DNA metabarcoding has enabled large-scale biodiversity studies of groups containing considerable numbers of unknown taxa, such as insects. However, a key challenge still lies in taxonomically characterizing samples from exceptionally diverse and poorly known regions, such as the tropics. Our previous results suggests that phylogenetic placement methods, where query sequences are classified based on their placement in a reference tree, outperform other classification methods when the reference database has a poor taxonomic cover. Resolving the evolutionary relationships between taxa will also allow fine-grained ecological analyses without the need for species-level taxonomic classification, thus greatly enhancing the possibilities of understanding community assembly processes in highly diverse regions. We are working with insect samples from Malaise traps deployed across the world and over multiple years, generating an unusually large and taxonomically complex dataset.
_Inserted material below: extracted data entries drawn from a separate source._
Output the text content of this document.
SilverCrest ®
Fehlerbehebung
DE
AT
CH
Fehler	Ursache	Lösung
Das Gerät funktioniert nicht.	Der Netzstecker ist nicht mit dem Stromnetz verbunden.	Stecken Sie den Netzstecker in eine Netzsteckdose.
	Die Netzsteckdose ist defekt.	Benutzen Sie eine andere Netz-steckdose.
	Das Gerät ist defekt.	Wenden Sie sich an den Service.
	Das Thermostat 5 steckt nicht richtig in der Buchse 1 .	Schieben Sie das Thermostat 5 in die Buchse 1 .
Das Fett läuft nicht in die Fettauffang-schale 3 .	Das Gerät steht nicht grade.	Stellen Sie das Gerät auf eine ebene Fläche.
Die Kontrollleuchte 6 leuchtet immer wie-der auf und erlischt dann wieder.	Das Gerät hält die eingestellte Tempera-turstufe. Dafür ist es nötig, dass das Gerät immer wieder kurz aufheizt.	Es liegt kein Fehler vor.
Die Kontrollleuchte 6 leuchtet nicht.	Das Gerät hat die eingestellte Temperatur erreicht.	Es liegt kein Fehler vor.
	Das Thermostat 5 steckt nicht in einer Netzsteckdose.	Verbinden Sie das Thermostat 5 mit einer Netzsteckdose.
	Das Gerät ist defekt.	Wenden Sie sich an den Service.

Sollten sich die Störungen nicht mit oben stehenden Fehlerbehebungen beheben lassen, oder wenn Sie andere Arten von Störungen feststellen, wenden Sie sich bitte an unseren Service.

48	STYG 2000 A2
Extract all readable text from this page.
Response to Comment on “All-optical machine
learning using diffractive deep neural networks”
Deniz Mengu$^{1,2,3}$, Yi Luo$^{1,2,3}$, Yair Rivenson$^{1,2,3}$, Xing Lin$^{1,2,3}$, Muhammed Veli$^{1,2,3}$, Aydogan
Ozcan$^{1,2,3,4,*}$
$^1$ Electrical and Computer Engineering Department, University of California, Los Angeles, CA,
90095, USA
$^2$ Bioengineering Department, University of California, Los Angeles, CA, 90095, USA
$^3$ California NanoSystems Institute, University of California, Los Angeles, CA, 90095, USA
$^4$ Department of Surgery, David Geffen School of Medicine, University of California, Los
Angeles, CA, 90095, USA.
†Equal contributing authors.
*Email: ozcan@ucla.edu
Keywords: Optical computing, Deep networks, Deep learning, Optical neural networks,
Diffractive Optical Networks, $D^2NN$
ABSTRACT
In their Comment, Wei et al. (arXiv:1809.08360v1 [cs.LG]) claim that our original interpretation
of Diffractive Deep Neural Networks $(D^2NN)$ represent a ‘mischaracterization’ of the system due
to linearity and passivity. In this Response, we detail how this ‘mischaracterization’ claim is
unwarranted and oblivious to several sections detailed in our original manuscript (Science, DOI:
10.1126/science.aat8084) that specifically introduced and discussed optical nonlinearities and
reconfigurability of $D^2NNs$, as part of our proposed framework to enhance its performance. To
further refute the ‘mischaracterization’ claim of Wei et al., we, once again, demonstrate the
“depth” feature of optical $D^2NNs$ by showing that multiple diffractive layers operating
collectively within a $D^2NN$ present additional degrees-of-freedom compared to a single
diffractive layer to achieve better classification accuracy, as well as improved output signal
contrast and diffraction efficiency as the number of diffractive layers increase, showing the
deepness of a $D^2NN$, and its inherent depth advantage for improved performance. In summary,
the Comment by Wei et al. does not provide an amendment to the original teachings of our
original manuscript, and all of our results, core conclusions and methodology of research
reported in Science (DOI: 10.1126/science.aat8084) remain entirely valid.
To characterise these samples with phylogenetic placement methods, we need to build a fine-grained reference tree spanning across all Insecta, with up towards one million sequences. Beyond phylogenetic placement, which only resolves the evolutionary relationship between single query sequences and the reference taxa, we want to build upon this method to resolve the relationships also between query sequences. In theory, a large supertree can be generated by re-estimating parts of the reference tree, including all query sequences that were placed in that region of the tree. A range of methods could be suitable for inferring the subtrees, and in this project, we will test both Maximum Likelihood and Bayesian methods, comparing the topology and time calibration of the tree. Finally, we aim to develop a user-friendly pipeline for iteratively growing the phylogenetic tree by repeating phylogenetic placement of new query sequences, re-inferring parts of the tree where the query sequences placed, “glueing” the subtrees into the main tree, and re-estimating branch lengths to time-calibrate the tree. Such a pipeline will allow us to build phylogenetic trees beyond the restrictions of single existing tree inference methods.